Tavarez came in to pitch. Easley singled in two more to make it 6-3. The jumping recommenced. Castro then doubled in another. More amateur gravity-testers, more ups and downs. The third base side in a rally, I must report, doesn't feel as secure as the first base side during a concert. Your mother would nag you to cut that out! if it were your bed you were doing this to. Most children's beds, however, are probably sturdier at this point than the third base Field Level at Shea Stadium. Had Yunel Escobar not robbed Argenis Reyes, I'm pretty sure we would have seen the seats roll off their tracks (bad news for Mets fans, but an opportunity for the Jets to come home, I suppose).

Four-run leads with no particular arm to close don't feel any more secure than Field Level during an improv bunny hop. During one of the many festive Atlanta pitching changes in the eighth, somebody in A/V got the bright idea to play one of those line-dancing numbers that instruct everybody to jump two steps to the left and so forth. People were actually doing it. Swell, more pressure on the infrastructure. A few more runs and there'd be plenty of final season souvenirs strewn about for the taking, including my spine.

I exaggerate slightly, just as we did when glooming so determinedly at the sight of only a four-run lead entering the ninth.

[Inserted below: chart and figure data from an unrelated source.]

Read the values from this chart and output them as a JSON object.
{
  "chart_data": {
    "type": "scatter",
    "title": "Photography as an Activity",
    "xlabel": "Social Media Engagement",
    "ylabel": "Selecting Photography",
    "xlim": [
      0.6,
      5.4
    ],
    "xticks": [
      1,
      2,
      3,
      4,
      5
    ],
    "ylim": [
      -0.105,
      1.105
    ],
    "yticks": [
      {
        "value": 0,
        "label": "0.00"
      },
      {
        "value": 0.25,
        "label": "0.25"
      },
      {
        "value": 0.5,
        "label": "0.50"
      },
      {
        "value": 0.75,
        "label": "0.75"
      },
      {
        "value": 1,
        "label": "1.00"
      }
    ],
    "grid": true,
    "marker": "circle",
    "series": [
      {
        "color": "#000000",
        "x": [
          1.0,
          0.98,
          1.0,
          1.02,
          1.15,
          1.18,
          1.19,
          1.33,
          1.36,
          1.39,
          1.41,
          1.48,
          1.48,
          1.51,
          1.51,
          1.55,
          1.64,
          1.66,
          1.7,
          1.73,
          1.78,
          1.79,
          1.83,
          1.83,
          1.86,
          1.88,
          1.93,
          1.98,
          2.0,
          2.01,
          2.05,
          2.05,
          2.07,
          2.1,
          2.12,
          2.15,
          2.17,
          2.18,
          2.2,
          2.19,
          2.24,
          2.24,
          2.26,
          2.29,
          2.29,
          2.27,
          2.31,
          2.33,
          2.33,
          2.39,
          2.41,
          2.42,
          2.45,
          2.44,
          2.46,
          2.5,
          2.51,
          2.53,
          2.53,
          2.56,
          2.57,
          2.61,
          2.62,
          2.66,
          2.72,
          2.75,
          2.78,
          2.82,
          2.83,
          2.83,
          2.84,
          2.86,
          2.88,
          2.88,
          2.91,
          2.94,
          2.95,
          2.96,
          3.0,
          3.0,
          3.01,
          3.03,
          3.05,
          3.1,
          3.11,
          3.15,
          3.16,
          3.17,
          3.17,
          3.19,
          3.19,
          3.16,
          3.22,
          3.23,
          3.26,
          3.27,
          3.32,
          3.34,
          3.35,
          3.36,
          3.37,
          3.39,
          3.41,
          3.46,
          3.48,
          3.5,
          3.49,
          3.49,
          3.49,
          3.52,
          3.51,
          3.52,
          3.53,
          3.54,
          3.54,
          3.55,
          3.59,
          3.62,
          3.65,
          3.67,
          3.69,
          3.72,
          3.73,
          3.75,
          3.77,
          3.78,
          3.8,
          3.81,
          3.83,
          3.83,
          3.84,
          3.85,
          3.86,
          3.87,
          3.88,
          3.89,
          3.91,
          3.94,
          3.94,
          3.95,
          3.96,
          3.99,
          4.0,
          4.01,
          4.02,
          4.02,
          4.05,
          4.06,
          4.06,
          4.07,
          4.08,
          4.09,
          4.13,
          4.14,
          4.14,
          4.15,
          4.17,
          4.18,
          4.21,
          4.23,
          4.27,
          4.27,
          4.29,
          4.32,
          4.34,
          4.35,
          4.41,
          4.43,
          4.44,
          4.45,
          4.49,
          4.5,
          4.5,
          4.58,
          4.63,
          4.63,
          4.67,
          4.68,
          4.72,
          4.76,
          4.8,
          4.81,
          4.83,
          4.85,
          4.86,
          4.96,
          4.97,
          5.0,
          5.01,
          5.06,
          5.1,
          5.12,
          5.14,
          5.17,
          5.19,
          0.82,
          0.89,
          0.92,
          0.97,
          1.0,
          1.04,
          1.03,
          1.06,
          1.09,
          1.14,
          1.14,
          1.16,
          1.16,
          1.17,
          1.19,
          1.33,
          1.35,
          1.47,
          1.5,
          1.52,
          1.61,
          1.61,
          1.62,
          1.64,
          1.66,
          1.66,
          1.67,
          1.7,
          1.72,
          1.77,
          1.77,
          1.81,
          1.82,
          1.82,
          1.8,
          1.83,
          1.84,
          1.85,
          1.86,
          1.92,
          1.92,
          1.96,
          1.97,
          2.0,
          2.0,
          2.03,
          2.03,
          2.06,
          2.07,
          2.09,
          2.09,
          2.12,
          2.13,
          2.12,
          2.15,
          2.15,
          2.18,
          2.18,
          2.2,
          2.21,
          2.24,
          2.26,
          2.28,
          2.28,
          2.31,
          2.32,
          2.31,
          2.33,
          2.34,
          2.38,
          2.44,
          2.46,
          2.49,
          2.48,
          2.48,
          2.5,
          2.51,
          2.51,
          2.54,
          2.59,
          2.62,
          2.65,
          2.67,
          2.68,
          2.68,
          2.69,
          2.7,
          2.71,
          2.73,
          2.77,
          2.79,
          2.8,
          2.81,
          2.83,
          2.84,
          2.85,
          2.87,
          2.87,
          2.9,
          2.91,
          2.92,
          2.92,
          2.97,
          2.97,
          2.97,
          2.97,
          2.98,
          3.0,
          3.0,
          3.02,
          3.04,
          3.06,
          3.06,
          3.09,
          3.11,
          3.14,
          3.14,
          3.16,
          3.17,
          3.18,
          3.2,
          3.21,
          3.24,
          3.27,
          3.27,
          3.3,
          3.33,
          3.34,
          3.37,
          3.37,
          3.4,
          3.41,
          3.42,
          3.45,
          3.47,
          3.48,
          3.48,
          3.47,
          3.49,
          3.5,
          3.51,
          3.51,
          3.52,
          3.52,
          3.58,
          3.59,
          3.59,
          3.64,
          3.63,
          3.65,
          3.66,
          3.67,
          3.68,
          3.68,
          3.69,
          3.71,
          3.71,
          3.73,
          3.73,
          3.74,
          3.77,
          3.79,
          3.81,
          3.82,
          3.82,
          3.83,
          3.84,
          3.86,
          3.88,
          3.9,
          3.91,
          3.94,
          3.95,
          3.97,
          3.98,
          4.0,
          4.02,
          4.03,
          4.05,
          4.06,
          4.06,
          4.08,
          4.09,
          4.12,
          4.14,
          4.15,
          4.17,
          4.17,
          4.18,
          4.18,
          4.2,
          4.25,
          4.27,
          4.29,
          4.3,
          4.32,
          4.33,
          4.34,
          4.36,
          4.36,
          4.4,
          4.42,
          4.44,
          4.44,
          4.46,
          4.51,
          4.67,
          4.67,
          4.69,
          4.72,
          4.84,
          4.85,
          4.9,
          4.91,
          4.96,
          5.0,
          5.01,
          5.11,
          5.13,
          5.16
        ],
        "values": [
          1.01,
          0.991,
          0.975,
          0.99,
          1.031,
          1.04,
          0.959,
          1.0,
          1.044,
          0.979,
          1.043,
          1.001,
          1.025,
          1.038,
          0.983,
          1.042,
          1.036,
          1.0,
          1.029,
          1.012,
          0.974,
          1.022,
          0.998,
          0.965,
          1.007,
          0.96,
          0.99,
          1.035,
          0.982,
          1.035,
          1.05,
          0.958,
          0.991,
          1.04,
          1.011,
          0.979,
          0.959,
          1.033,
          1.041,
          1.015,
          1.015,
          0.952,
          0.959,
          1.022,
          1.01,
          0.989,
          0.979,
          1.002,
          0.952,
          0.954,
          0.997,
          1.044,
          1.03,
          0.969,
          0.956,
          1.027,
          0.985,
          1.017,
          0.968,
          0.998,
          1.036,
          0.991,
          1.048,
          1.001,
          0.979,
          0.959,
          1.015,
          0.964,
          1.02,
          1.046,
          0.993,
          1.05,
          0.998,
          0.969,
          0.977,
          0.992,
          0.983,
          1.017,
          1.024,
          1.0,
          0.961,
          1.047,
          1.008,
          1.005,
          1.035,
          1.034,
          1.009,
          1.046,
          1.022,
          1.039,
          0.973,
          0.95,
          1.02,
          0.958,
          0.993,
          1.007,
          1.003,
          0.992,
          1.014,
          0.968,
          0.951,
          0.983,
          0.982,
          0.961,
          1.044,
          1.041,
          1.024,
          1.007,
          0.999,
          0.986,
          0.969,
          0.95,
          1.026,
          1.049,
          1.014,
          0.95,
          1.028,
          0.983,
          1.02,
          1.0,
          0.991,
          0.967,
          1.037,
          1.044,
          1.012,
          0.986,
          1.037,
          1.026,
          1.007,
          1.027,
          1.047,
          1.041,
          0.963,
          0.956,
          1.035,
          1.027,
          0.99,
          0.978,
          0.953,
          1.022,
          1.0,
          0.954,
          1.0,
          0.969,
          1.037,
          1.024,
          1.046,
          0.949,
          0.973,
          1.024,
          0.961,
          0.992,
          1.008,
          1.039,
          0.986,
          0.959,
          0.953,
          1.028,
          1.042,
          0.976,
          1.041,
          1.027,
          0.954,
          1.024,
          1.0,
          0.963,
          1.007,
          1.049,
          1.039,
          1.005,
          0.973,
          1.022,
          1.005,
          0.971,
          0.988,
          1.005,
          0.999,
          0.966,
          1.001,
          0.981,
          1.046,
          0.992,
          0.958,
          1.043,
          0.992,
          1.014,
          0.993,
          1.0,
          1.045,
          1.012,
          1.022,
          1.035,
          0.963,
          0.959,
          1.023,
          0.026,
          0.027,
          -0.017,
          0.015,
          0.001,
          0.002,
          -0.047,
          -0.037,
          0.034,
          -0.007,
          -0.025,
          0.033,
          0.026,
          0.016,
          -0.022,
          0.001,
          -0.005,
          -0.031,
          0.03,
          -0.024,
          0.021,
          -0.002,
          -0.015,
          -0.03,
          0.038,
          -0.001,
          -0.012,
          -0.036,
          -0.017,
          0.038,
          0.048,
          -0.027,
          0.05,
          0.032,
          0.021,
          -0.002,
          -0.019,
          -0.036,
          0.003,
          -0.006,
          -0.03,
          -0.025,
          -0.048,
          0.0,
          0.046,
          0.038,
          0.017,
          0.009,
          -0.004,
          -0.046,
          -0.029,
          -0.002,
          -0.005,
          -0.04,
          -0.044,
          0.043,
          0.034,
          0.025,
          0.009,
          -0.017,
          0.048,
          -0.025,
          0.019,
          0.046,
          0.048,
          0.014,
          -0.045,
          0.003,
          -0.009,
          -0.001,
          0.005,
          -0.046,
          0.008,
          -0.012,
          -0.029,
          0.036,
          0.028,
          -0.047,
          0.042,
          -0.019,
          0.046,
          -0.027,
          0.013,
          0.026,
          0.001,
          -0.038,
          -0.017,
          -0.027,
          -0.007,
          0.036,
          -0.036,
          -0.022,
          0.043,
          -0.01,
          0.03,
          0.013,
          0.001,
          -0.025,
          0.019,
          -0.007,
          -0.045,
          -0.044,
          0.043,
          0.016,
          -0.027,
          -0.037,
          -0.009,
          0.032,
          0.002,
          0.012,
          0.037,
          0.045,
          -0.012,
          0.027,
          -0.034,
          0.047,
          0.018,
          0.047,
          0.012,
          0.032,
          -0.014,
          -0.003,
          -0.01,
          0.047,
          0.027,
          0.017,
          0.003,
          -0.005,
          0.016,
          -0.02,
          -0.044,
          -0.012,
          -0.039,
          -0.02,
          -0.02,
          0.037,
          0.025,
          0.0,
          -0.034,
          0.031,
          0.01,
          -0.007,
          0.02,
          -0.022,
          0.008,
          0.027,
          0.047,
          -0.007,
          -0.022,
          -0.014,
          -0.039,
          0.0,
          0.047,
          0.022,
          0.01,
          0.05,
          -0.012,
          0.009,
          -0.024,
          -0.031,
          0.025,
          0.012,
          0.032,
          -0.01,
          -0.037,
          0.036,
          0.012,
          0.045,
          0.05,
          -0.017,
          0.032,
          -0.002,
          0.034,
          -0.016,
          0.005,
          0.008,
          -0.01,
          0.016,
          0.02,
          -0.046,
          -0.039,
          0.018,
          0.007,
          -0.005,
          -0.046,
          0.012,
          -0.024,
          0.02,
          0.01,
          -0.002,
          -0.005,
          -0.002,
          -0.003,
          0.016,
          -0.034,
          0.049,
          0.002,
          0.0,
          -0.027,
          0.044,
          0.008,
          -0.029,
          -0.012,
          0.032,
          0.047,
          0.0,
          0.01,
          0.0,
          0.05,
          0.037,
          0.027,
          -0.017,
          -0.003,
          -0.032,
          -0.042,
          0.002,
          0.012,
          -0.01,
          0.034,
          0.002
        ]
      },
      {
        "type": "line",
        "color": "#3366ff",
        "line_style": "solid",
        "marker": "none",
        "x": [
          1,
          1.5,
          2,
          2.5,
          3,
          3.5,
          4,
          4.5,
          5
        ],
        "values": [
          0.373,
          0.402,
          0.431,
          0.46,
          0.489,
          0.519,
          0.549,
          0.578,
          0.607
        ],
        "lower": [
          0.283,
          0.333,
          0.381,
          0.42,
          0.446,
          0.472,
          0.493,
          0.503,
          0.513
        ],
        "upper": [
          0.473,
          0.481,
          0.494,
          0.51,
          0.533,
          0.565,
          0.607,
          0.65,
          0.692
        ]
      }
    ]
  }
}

Scott Schoeneweis, as good or bad a choice as any Met reliever at that moment, came in and gave up some hard-hit balls. None of them mattered. The Mets were golden by then. The lead held. The seats held. The Mets, they had their own edge. Even some scattered mock tomahawk chops — remember those? — couldn't piss off the deities who normally frown on that sort of behavior. The Braves had just surrendered a five-spot and, one of us noted, Brian Jordan loomed nowhere inside their dugout.

The Mets won. We went nuts. Not necessarily in that order.

*Will Ohman never made a lot of money. His name was never in the paper. He's not the finest character that ever lived. But he's a human being, and a terrible thing is happening to him. Or maybe I'm thinking of somebody else.